I wonder if it is worth Six Bills.


----------



## CLB (Apr 8, 2007)

Local hobby shop said friday that he could not get any yet. The price has to come to down. $599 for a radio come on! That just seems like a little much.


----------



## hankster (Jan 1, 1998)

High end aircraft radios are well over $1000.


----------



## ScottH (Nov 24, 2005)

Air radios are CRAZY $$$


----------



## OvalmanPA (Mar 21, 2000)

I would say wait for a few months unless you REALLY want one now. Futaba has a history of introducing a radio at one price and within a few months they have dropped in price. Makes hobby shop owners SO happy......


----------



## ScottH (Nov 24, 2005)

I am keeping my 3pk. That radio will REALLY have to be something for me to shell out that many clams for one.


----------



## jake86 (Jan 3, 2003)

I was just on tower's web site and the price has been reduced to $499. Still way to much if you ask me.


----------



## CLB (Apr 8, 2007)

Knowone can even buy the radio yet and the price is dropping! What is up with that. Even at 499 that is a little much. Just my thought.


----------



## adamliehr (Mar 24, 2003)

The 4pk is meant to be the new "top of the line" radio for Futaba. It is *NOT* replacing the 3PKS, but it is another option for those who always want a few more features. 

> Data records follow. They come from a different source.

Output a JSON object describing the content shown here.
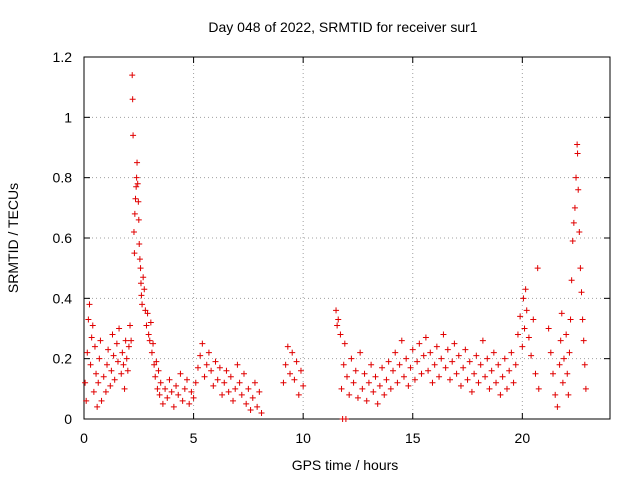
{
  "chart_data": {
    "type": "scatter",
    "title": "Day 048 of 2022, SRMTID for receiver sur1",
    "xlabel": "GPS time / hours",
    "ylabel": "SRMTID / TECUs",
    "xlim": [
      0,
      24
    ],
    "ylim": [
      0,
      1.2
    ],
    "x_ticks": [
      0,
      5,
      10,
      15,
      20
    ],
    "x_tick_labels": [
      "0",
      "5",
      "10",
      "15",
      "20"
    ],
    "y_ticks": [
      0,
      0.2,
      0.4,
      0.6,
      0.8,
      1.0,
      1.2
    ],
    "y_tick_labels": [
      "0",
      "0.2",
      "0.4",
      "0.6",
      "0.8",
      "1",
      "1.2"
    ],
    "grid": true,
    "marker": "+",
    "series": [
      {
        "name": "sur1",
        "color": "#e00000",
        "points": [
          [
            0.05,
            0.12
          ],
          [
            0.1,
            0.06
          ],
          [
            0.15,
            0.22
          ],
          [
            0.2,
            0.33
          ],
          [
            0.25,
            0.38
          ],
          [
            0.3,
            0.18
          ],
          [
            0.35,
            0.27
          ],
          [
            0.4,
            0.31
          ],
          [
            0.45,
            0.09
          ],
          [
            0.5,
            0.24
          ],
          [
            0.55,
            0.15
          ],
          [
            0.6,
            0.04
          ],
          [
            0.65,
            0.12
          ],
          [
            0.7,
            0.2
          ],
          [
            0.75,
            0.26
          ],
          [
            0.8,
            0.06
          ],
          [
            0.9,
            0.14
          ],
          [
            1.0,
            0.09
          ],
          [
            1.05,
            0.18
          ],
          [
            1.1,
            0.23
          ],
          [
            1.2,
            0.11
          ],
          [
            1.25,
            0.16
          ],
          [
            1.3,
            0.28
          ],
          [
            1.35,
            0.21
          ],
          [
            1.4,
            0.13
          ],
          [
            1.5,
            0.25
          ],
          [
            1.55,
            0.19
          ],
          [
            1.6,
            0.3
          ],
          [
            1.7,
            0.15
          ],
          [
            1.75,
            0.22
          ],
          [
            1.8,
            0.18
          ],
          [
            1.85,
            0.1
          ],
          [
            1.9,
            0.26
          ],
          [
            1.95,
            0.2
          ],
          [
            2.0,
            0.16
          ],
          [
            2.05,
            0.24
          ],
          [
            2.1,
            0.31
          ],
          [
            2.15,
            0.26
          ],
          [
            2.2,
            1.14
          ],
          [
            2.22,
            1.06
          ],
          [
            2.24,
            0.94
          ],
          [
            2.28,
            0.62
          ],
          [
            2.3,
            0.55
          ],
          [
            2.32,
            0.68
          ],
          [
            2.35,
            0.73
          ],
          [
            2.38,
            0.77
          ],
          [
            2.4,
            0.8
          ],
          [
            2.42,
            0.85
          ],
          [
            2.45,
            0.78
          ],
          [
            2.48,
            0.72
          ],
          [
            2.5,
            0.66
          ],
          [
            2.52,
            0.58
          ],
          [
            2.55,
            0.53
          ],
          [
            2.58,
            0.5
          ],
          [
            2.6,
            0.45
          ],
          [
            2.62,
            0.41
          ],
          [
            2.65,
            0.38
          ],
          [
            2.7,
            0.47
          ],
          [
            2.75,
            0.43
          ],
          [
            2.8,
            0.36
          ],
          [
            2.85,
            0.31
          ],
          [
            2.9,
            0.35
          ],
          [
            2.95,
            0.28
          ],
          [
            3.0,
            0.26
          ],
          [
            3.05,
            0.32
          ],
          [
            3.1,
            0.22
          ],
          [
            3.15,
            0.25
          ],
          [
            3.2,
            0.18
          ],
          [
            3.25,
            0.14
          ],
          [
            3.3,
            0.19
          ],
          [
            3.35,
            0.1
          ],
          [
            3.4,
            0.16
          ],
          [
            3.45,
            0.08
          ],
          [
            3.5,
            0.12
          ],
          [
            3.6,
            0.05
          ],
          [
            3.7,
            0.1
          ],
          [
            3.8,
            0.07
          ],
          [
            3.9,
            0.13
          ],
          [
            4.0,
            0.09
          ],
          [
            4.1,
            0.04
          ],
          [
            4.2,
            0.11
          ],
          [
            4.3,
            0.08
          ],
          [
            4.4,
            0.15
          ],
          [
            4.5,
            0.06
          ],
          [
            4.6,
            0.1
          ],
          [
            4.7,
            0.13
          ],
          [
            4.8,
            0.05
          ],
          [
            4.9,
            0.09
          ],
          [
            5.0,
            0.07
          ],
          [
            5.1,
            0.12
          ],
          [
            5.2,
            0.17
          ],
          [
            5.3,
            0.21
          ],
          [
            5.4,
            0.25
          ],
          [
            5.5,
            0.14
          ],
          [
            5.6,
            0.18
          ],
          [
            5.7,
            0.22
          ],
          [
            5.8,
            0.16
          ],
          [
            5.9,
            0.11
          ],
          [
            6.0,
            0.19
          ],
          [
            6.1,
            0.13
          ],
          [
            6.2,
            0.17
          ],
          [
            6.3,
            0.08
          ],
          [
            6.4,
            0.12
          ],
          [
            6.5,
            0.16
          ],
          [
            6.6,
            0.09
          ],
          [
            6.7,
            0.14
          ],
          [
            6.8,
            0.06
          ],
          [
            6.9,
            0.1
          ],
          [
            7.0,
            0.18
          ],
          [
            7.1,
            0.12
          ],
          [
            7.2,
            0.08
          ],
          [
            7.3,
            0.15
          ],
          [
            7.4,
            0.05
          ],
          [
            7.5,
            0.1
          ],
          [
            7.6,
            0.03
          ],
          [
            7.7,
            0.07
          ],
          [
            7.8,
            0.12
          ],
          [
            7.9,
            0.04
          ],
          [
            8.0,
            0.09
          ],
          [
            8.1,
            0.02
          ],
          [
            9.1,
            0.12
          ],
          [
            9.2,
            0.18
          ],
          [
            9.3,
            0.24
          ],
          [
            9.4,
            0.15
          ],
          [
            9.5,
            0.22
          ],
          [
            9.6,
            0.13
          ],
          [
            9.7,
            0.19
          ],
          [
            9.8,
            0.08
          ],
          [
            9.9,
            0.16
          ],
          [
            10.0,
            0.11
          ],
          [
            11.5,
            0.36
          ],
          [
            11.55,
            0.31
          ],
          [
            11.6,
            0.33
          ],
          [
            11.7,
            0.28
          ],
          [
            11.75,
            0.1
          ],
          [
            11.8,
            0.0
          ],
          [
            11.85,
            0.18
          ],
          [
            11.9,
            0.25
          ],
          [
            11.95,
            0.0
          ],
          [
            12.0,
            0.14
          ],
          [
            12.1,
            0.08
          ],
          [
            12.2,
            0.2
          ],
          [
            12.3,
            0.12
          ],
          [
            12.4,
            0.16
          ],
          [
            12.5,
            0.07
          ],
          [
            12.6,
            0.22
          ],
          [
            12.7,
            0.1
          ],
          [
            12.8,
            0.15
          ],
          [
            12.9,
            0.06
          ],
          [
            13.0,
            0.12
          ],
          [
            13.1,
            0.18
          ],
          [
            13.2,
            0.09
          ],
          [
            13.3,
            0.14
          ],
          [
            13.4,
            0.05
          ],
          [
            13.5,
            0.11
          ],
          [
            13.6,
            0.17
          ],
          [
            13.7,
            0.08
          ],
          [
            13.8,
            0.13
          ],
          [
            13.9,
            0.19
          ],
          [
            14.0,
            0.1
          ],
          [
            14.1,
            0.16
          ],
          [
            14.2,
            0.22
          ],
          [
            14.3,
            0.12
          ],
          [
            14.4,
            0.18
          ],
          [
            14.5,
            0.26
          ],
          [
            14.6,
            0.14
          ],
          [
            14.7,
            0.2
          ],
          [
            14.8,
            0.11
          ],
          [
            14.9,
            0.17
          ],
          [
            15.0,
            0.23
          ],
          [
            15.1,
            0.13
          ],
          [
            15.2,
            0.19
          ],
          [
            15.3,
            0.25
          ],
          [
            15.4,
            0.15
          ],
          [
            15.5,
            0.21
          ],
          [
            15.6,
            0.27
          ],
          [
            15.7,
            0.16
          ],
          [
            15.8,
            0.22
          ],
          [
            15.9,
            0.12
          ],
          [
            16.0,
            0.18
          ],
          [
            16.1,
            0.24
          ],
          [
            16.2,
            0.14
          ],
          [
            16.3,
            0.2
          ],
          [
            16.4,
            0.28
          ],
          [
            16.5,
            0.17
          ],
          [
            16.6,
            0.23
          ],
          [
            16.7,
            0.13
          ],
          [
            16.8,
            0.19
          ],
          [
            16.9,
            0.25
          ],
          [
            17.0,
            0.15
          ],
          [
            17.1,
            0.21
          ],
          [
            17.2,
            0.11
          ],
          [
            17.3,
            0.17
          ],
          [
            17.4,
            0.23
          ],
          [
            17.5,
            0.13
          ],
          [
            17.6,
            0.19
          ],
          [
            17.7,
            0.09
          ],
          [
            17.8,
            0.15
          ],
          [
            17.9,
            0.21
          ],
          [
            18.0,
            0.12
          ],
          [
            18.1,
            0.18
          ],
          [
            18.2,
            0.26
          ],
          [
            18.3,
            0.14
          ],
          [
            18.4,
            0.2
          ],
          [
            18.5,
            0.1
          ],
          [
            18.6,
            0.16
          ],
          [
            18.7,
            0.22
          ],
          [
            18.8,
            0.12
          ],
          [
            18.9,
            0.18
          ],
          [
            19.0,
            0.08
          ],
          [
            19.1,
            0.14
          ],
          [
            19.2,
            0.2
          ],
          [
            19.3,
            0.1
          ],
          [
            19.4,
            0.16
          ],
          [
            19.5,
            0.22
          ],
          [
            19.6,
            0.12
          ],
          [
            19.7,
            0.18
          ],
          [
            19.8,
            0.28
          ],
          [
            19.9,
            0.34
          ],
          [
            20.0,
            0.24
          ],
          [
            20.05,
            0.4
          ],
          [
            20.1,
            0.3
          ],
          [
            20.15,
            0.43
          ],
          [
            20.2,
            0.36
          ],
          [
            20.3,
            0.27
          ],
          [
            20.4,
            0.21
          ],
          [
            20.5,
            0.33
          ],
          [
            20.6,
            0.15
          ],
          [
            20.7,
            0.5
          ],
          [
            20.75,
            0.1
          ],
          [
            21.2,
            0.3
          ],
          [
            21.3,
            0.22
          ],
          [
            21.4,
            0.15
          ],
          [
            21.5,
            0.08
          ],
          [
            21.6,
            0.04
          ],
          [
            21.7,
            0.18
          ],
          [
            21.75,
            0.26
          ],
          [
            21.8,
            0.35
          ],
          [
            21.85,
            0.12
          ],
          [
            21.9,
            0.2
          ],
          [
            22.0,
            0.28
          ],
          [
            22.05,
            0.15
          ],
          [
            22.1,
            0.08
          ],
          [
            22.15,
            0.22
          ],
          [
            22.2,
            0.33
          ],
          [
            22.25,
            0.46
          ],
          [
            22.3,
            0.59
          ],
          [
            22.35,
            0.65
          ],
          [
            22.4,
            0.7
          ],
          [
            22.45,
            0.8
          ],
          [
            22.5,
            0.91
          ],
          [
            22.52,
            0.88
          ],
          [
            22.55,
            0.76
          ],
          [
            22.6,
            0.62
          ],
          [
            22.65,
            0.5
          ],
          [
            22.7,
            0.42
          ],
          [
            22.75,
            0.33
          ],
          [
            22.8,
            0.26
          ],
          [
            22.85,
            0.18
          ],
          [
            22.9,
            0.1
          ]
        ]
      }
    ]
  }
}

I got the oppurtunity to play with the radio at the Snowbirds. Honestly I am not a big fan of the look because it seems toyish to me, but it was very comfortable and with the new wheel adapter it will get even better. 
There were a few more "bells and whistles" but I can't remember anything other than how comfortable it was.


Adam Liehr
Team Futaba


----------



## OvalmanPA (Mar 21, 2000)

At $499 that would be a little more reasonable. Just consider what it takes to buy the 3PK and then buy the FASST receiver and module. The 4PK comes with those so overall that is more reasonable if you ask me. Still hard to beat the 3PM FASST for $190 though and it works GREAT.


----------